Fazio y Galluzzo se miraron.

– Creo comprender que usted piensa que a los Griffo les ocurrió algo durante el viaje de vuelta -dijo Fazio.

– Es sólo una hipótesis sobre la cual tenemos que trabajar. Si alguien nos dice que los vio bajar tranquilamente en Vigàta y regresar a su casa, tendremos que irnos con la hipótesis al carajo y empezar otra vez por el principio. Os pido encarecidamente otra cosa: procurad no cometer ningún error; si les damos cancha a estos viejecitos, estamos jodidos, son capaces de contarnos toda la historia de su vida. Otra recomendación: interrogad a los matrimonios por separado, el uno al marido y el otro a la mujer.

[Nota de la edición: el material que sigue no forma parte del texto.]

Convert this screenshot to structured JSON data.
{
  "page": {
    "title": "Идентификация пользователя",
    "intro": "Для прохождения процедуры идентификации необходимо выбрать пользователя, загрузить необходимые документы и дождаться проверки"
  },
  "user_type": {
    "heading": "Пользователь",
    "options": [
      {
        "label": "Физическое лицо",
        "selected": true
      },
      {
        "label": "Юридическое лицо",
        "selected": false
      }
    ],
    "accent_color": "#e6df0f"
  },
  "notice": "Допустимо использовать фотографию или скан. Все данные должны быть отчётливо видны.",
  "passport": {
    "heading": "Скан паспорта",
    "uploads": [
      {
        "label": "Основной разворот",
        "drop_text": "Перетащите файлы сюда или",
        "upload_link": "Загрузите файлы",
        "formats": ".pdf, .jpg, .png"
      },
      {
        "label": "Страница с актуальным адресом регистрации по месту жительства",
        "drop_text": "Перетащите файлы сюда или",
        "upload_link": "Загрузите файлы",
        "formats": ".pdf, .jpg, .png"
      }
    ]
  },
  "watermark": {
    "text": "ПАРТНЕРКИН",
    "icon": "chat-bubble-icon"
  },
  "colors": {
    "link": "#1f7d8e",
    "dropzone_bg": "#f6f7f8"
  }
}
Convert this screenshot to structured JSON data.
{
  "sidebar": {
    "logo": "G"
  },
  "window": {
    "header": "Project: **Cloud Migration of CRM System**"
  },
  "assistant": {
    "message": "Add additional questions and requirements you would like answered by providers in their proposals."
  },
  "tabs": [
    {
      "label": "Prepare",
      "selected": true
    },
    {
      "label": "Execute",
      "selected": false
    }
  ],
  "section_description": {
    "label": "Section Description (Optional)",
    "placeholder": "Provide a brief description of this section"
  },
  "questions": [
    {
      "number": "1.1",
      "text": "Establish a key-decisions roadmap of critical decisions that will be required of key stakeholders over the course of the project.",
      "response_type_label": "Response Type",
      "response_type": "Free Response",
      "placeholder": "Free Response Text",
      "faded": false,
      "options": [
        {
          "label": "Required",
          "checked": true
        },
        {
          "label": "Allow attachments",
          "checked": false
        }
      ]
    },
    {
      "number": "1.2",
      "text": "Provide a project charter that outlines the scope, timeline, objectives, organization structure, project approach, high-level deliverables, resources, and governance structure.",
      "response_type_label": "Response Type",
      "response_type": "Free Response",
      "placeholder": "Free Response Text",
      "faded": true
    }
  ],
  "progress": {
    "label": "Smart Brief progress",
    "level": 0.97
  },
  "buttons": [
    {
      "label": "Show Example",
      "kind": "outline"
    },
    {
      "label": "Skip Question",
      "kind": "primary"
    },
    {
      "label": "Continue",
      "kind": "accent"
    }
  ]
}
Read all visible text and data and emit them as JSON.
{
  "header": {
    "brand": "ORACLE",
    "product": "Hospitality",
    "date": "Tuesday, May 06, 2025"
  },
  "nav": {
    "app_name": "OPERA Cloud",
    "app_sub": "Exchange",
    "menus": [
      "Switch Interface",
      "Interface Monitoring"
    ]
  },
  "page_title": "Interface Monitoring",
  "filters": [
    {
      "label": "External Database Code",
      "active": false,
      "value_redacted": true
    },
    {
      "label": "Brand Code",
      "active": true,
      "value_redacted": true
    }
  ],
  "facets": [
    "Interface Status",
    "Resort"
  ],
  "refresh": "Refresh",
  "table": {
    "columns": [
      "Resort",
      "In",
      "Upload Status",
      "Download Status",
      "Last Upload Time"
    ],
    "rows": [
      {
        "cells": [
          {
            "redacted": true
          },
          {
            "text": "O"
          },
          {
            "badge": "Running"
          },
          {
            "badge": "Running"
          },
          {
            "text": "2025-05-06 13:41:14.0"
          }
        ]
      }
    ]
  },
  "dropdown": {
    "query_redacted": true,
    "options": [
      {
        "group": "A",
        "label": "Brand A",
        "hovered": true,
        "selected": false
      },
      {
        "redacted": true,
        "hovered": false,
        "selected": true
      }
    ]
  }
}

– ¿Por qué? -preguntó Galluzzo.

– Porque se condicionarían el uno al otro, incluso de buena fe. Cada uno de vosotros se encargará de tres; y yo, de los demás. Si lo hacéis como os he dicho y la Virgen nos acompaña, conseguiremos quitarnos rápidamente el problema de encima.

Ya desde el primer interrogatorio el comisario comprendió que casi con toda certeza se había equivocado en sus previsiones y cada diálogo podía deslizarse muy fácilmente hacia el absurdo.

– Nos hemos conocido hace poco. Usted me parece que se llama Arturo Zotta, ¿verdad?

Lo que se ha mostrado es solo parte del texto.